Obiettivo è di offrire spunti, suggerimenti e possibili soluzioni alle criticità prodotte dall’applicazione della norma. A firmare l’atto che istituisce l’Osservatorio «in maniera sperimentale» sono stati il procuratore generale di Perugia Sergio Sottani, il presidente dell’Ordine dei giornalisti dell’Umbria Mino Lorusso e la vice presidente dell’Associazione stampa umbra, Luana Pioppi. Dell’Osservatorio faranno parte non più di quattro professionisti dell’informazione, in rappresentanza dell’intero territorio regionale, che monitoreranno due volte al mese la comunicazione ufficiale, con l’obiettivo «di essere da stimolo per migliorare la qualità di redazione dei comunicati e, più in generale, le modalità di comunicazione di informazioni sui procedimenti penali».
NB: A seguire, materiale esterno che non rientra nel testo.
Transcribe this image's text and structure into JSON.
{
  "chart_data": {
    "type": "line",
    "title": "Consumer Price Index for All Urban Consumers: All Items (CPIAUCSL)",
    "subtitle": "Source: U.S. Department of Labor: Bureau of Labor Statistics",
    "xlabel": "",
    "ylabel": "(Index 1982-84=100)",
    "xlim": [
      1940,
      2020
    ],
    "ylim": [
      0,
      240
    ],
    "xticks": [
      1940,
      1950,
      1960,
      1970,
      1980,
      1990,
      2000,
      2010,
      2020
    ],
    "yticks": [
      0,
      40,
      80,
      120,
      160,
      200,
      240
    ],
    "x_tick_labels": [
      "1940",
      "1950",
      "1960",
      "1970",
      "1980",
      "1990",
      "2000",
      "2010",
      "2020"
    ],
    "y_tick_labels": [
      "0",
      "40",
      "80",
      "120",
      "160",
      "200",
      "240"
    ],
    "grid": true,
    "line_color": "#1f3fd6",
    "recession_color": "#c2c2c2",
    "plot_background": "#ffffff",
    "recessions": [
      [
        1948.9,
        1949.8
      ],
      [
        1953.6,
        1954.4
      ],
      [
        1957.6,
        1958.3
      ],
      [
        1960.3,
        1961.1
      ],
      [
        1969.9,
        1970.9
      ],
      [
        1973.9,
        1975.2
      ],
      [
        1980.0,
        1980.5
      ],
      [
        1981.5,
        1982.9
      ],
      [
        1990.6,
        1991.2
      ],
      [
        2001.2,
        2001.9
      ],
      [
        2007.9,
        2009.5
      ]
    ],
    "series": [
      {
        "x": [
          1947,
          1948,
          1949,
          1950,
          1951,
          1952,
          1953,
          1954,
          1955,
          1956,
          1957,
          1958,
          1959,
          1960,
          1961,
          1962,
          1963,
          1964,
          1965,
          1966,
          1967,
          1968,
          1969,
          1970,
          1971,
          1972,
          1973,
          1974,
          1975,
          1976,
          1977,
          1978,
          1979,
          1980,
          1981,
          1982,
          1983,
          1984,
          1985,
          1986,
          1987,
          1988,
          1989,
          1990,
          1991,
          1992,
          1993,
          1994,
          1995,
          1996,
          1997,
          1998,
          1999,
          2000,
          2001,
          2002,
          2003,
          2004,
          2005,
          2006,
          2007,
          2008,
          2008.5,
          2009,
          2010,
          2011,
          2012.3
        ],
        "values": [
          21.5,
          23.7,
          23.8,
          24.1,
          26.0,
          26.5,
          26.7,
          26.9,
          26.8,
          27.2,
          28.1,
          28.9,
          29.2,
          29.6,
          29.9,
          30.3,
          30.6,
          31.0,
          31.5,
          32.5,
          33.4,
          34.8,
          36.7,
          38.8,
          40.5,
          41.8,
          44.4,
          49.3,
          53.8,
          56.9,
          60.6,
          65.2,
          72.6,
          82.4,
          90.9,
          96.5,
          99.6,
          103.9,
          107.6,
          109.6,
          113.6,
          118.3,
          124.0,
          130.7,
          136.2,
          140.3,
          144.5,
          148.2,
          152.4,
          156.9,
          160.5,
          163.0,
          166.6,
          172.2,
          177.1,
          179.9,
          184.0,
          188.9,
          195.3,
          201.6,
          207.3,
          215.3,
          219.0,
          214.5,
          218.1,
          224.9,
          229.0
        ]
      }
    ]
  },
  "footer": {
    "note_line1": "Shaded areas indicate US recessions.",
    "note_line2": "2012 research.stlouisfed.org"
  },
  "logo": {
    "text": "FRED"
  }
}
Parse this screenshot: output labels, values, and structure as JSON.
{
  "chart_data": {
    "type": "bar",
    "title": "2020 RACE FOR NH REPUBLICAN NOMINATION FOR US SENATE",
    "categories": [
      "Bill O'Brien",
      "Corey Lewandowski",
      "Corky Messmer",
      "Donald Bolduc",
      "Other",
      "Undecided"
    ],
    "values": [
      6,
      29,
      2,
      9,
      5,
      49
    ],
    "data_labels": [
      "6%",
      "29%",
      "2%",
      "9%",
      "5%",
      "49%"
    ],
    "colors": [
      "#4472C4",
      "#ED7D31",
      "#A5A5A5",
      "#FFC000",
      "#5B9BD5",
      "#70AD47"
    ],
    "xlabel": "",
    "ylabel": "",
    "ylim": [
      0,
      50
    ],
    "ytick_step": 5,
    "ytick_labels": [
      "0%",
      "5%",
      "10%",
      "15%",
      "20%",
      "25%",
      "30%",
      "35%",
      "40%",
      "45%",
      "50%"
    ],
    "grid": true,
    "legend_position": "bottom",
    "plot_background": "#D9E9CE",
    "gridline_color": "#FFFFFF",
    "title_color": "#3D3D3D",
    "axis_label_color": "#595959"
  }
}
Il protocollo è stato firmato da tutti i procuratori della Repubblica del distretto dell’Umbria Perugia, Spoleto e Terni Raffaele Cantone, Alessandro Cannevale e Alberto Liguori e «questo – ha detto Sottani – è un segnale di rilievo. È l’inizio di un percorso. Questo significa sfruttare in modo molto propositivo la legge al di là delle opinioni che ciascuno può avere su di essa. La norma apre una prospettiva nuova ma non bisogna guardare solo gli aspetti critici. Questo Osservatorio è un modo per verificare sul campo la qualità dell’informazione giudiziaria». Di «inizio di un percorso comune» ha parlato anche il presidente Lorusso, che ha sottolineato le «difformità interpretative» e ha ribadito come si tratti non di «una soluzione ma per il momento una prospettiva».